Grammatically, 拴 is almost always transitive and requires an object: you *must* say what you’re tying up. You’ll rarely see it alone — it thrives in verb–object compounds (拴马, 拴狗) or serial constructions like 拴上 (shuān shàng, ‘tie on’) or 拴牢 (shuān láo, ‘tie securely’). Learners sometimes wrongly use it for abstract ‘ties’ (e.g., ‘ties of friendship’ → use 联系 or 纽带), or confuse it with passive constructions — but 拴 is active, deliberate, and hands-on.

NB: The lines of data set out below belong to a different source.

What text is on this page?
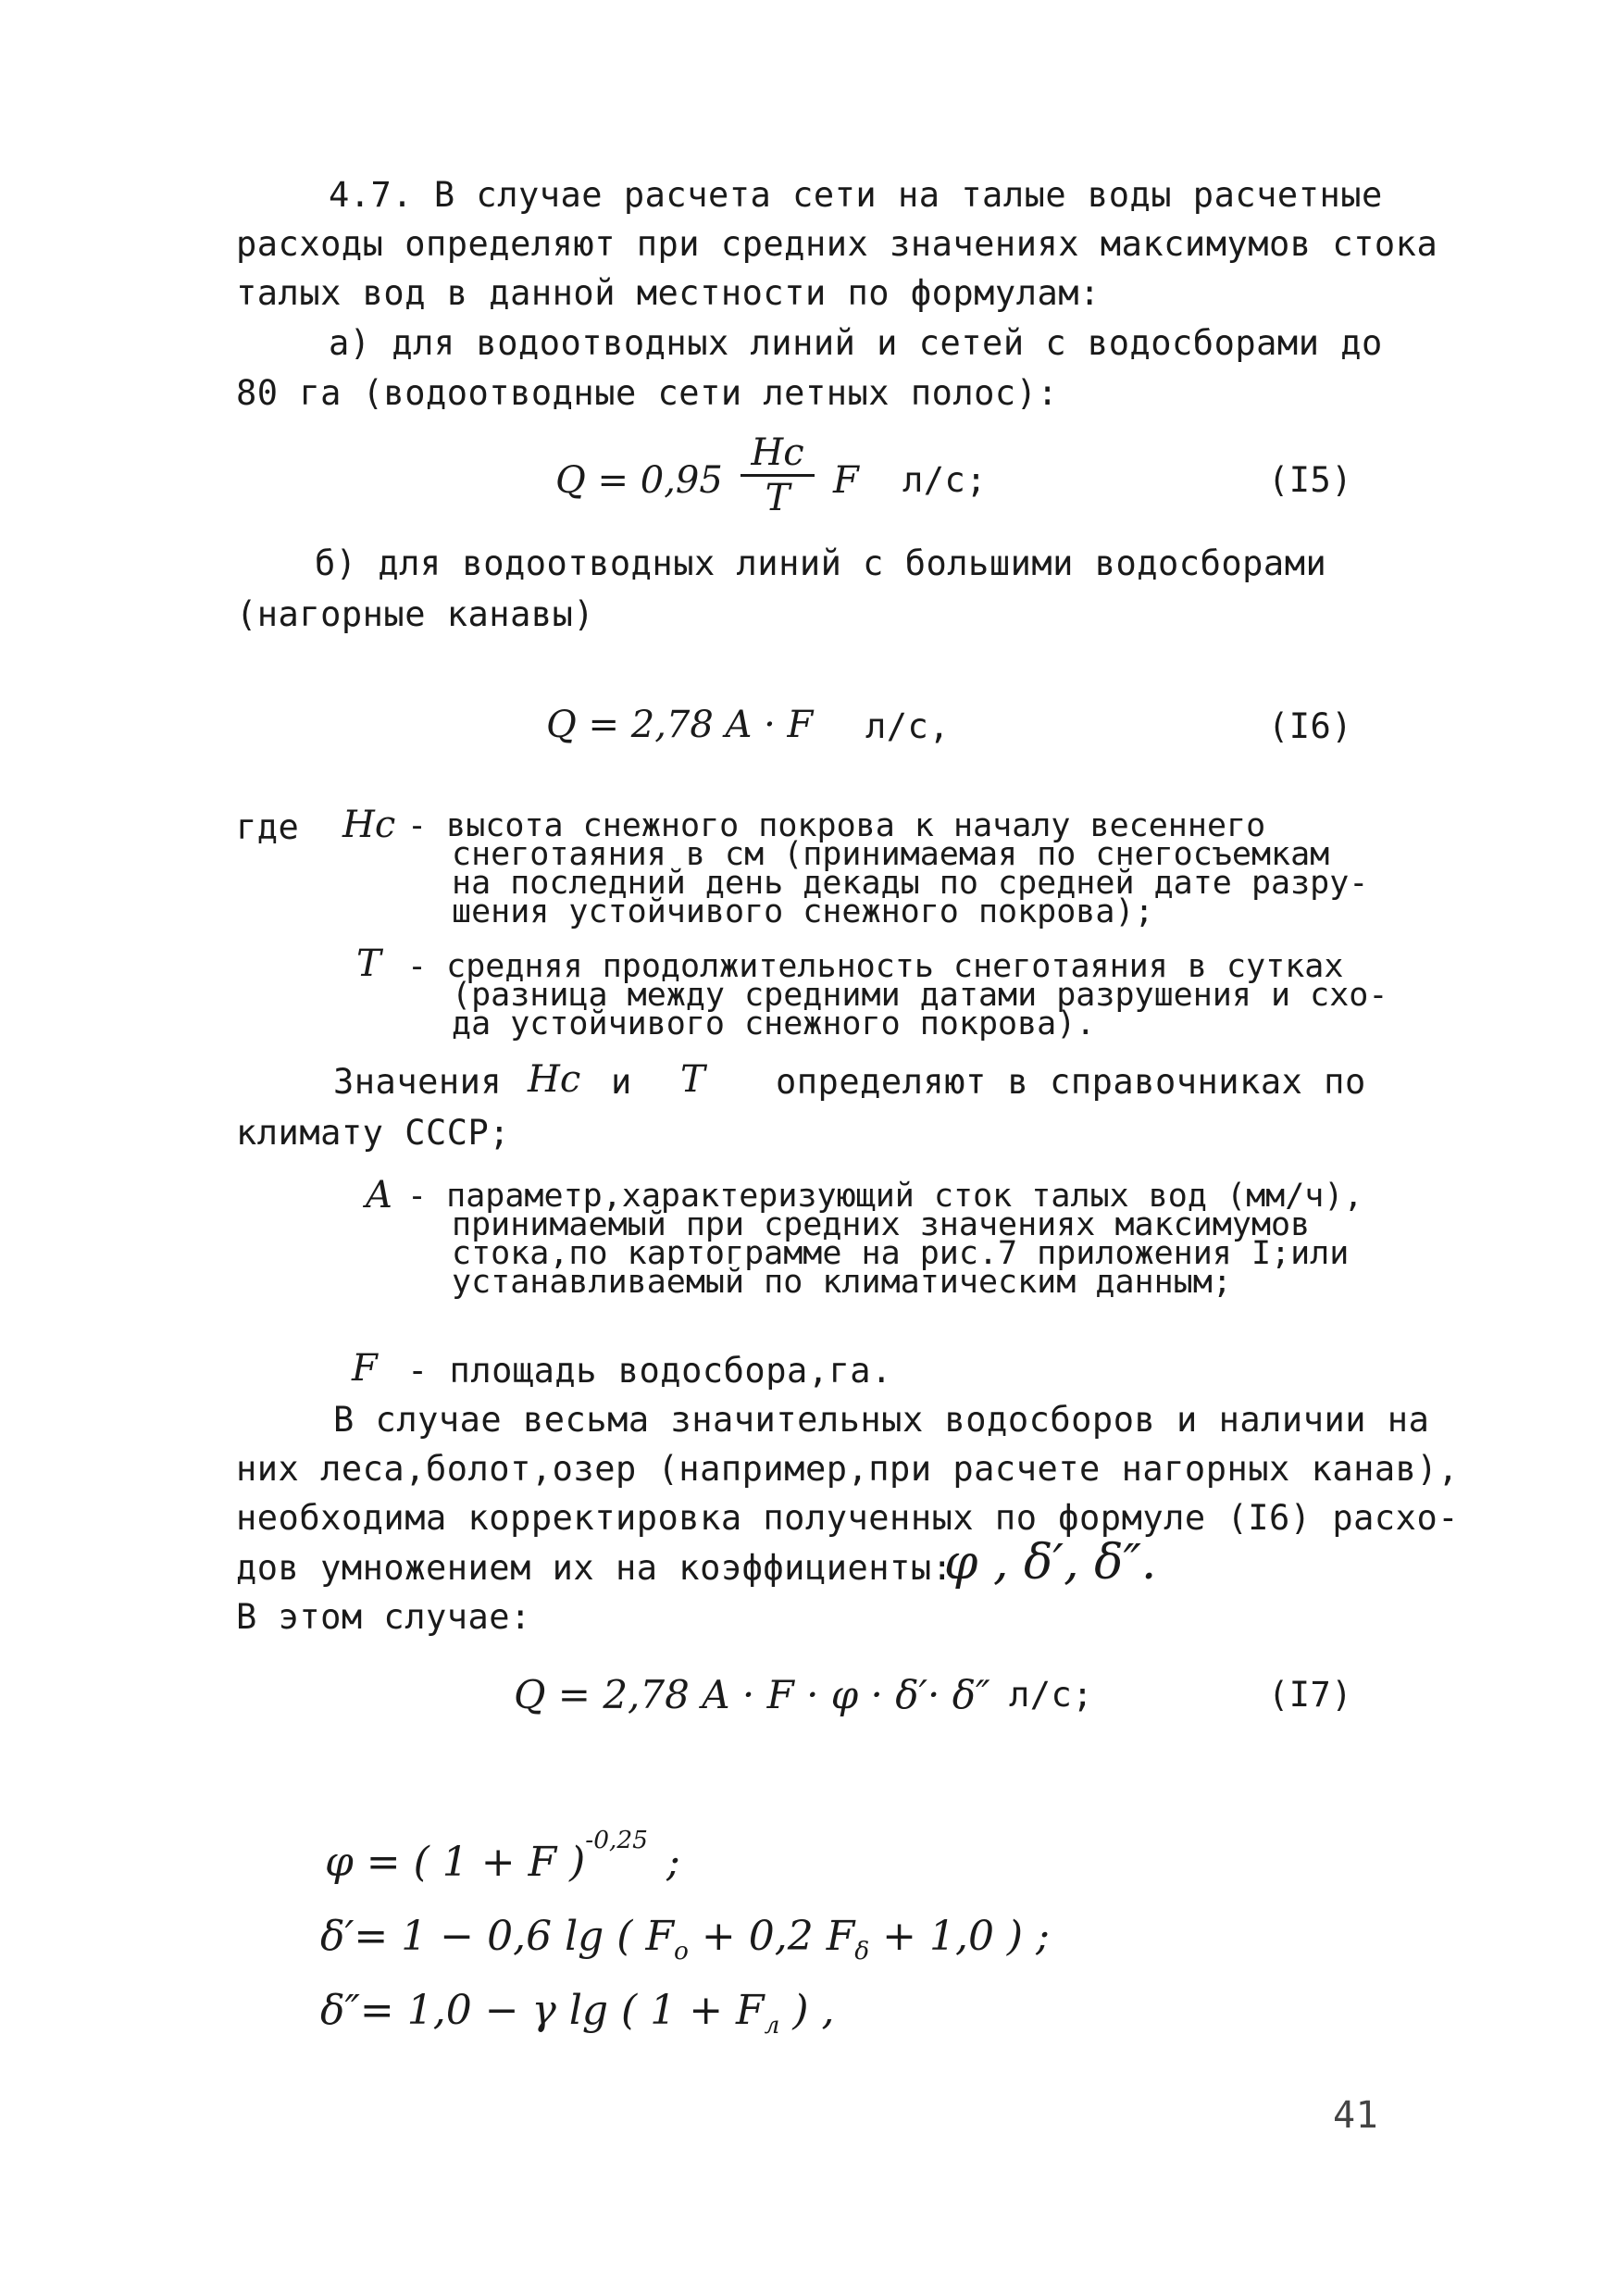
4.7. В случае расчета сети на талые воды расчетные
расходы определяют при средних значениях максимумов стока
талых вод в данной местности по формулам:
а) для водоотводных линий и сетей с водосборами до
80 га (водоотводные сети летных полос):
Q = 0,95
Hc
T	F л/с;	(I5)
б) для водоотводных линий с большими водосборами
(нагорные канавы)
Q = 2,78 A · F л/с,	(I6)
где Hc - высота снежного покрова к началу весеннего
снеготаяния в см (принимаемая по снегосъемкам
на последний день декады по средней дате разру-
шения устойчивого снежного покрова);
T - средняя продолжительность снеготаяния в сутках
(разница между средними датами разрушения и схо-
да устойчивого снежного покрова).
Значения Hc и T определяют в справочниках по
климату СССР;
A - параметр,характеризующий сток талых вод (мм/ч),
принимаемый при средних значениях максимумов
стока,по картограмме на рис.7 приложения I;или
устанавливаемый по климатическим данным;
F - площадь водосбора,га.
В случае весьма значительных водосборов и наличии на
них леса,болот,озер (например,при расчете нагорных канав),
необходима корректировка полученных по формуле (I6) расхо-
дов умножением их на коэффициенты:
φ , δ′, δ″.
В этом случае:
Q = 2,78 A · F · φ · δ′· δ″ л/с;	(I7)

φ = ( 1 + F )$^{-0,25}$ ;

δ′= 1 − 0,6 lg ( $F_о + 0,2$ $F_\delta + 1,0$ ) ;

δ″= 1,0 − γ lg ( $1 + F_л$ ) ,

41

Culturally, this character quietly reflects China’s agrarian roots: tying up animals, boats, or carts was essential daily labor before modern infrastructure. Even today, in northern dialects and folk expressions, 拴 appears in idioms like 拴住人心 (shuān zhù rén xīn — ‘tie down people’s hearts’, i.e., win deep loyalty). A common mistake? Overusing it for any kind of ‘connection’ — remember: if there’s no rope, chain, or loop involved, you probably need a different word.

💬 Example Sentences

Common Compounds

💡 Memory Tip

Imagine a hand (扌) slamming a metal bar (闩 = 'shuān') across a barn door — 'SHU-AN!' — to lock up the runaway horse!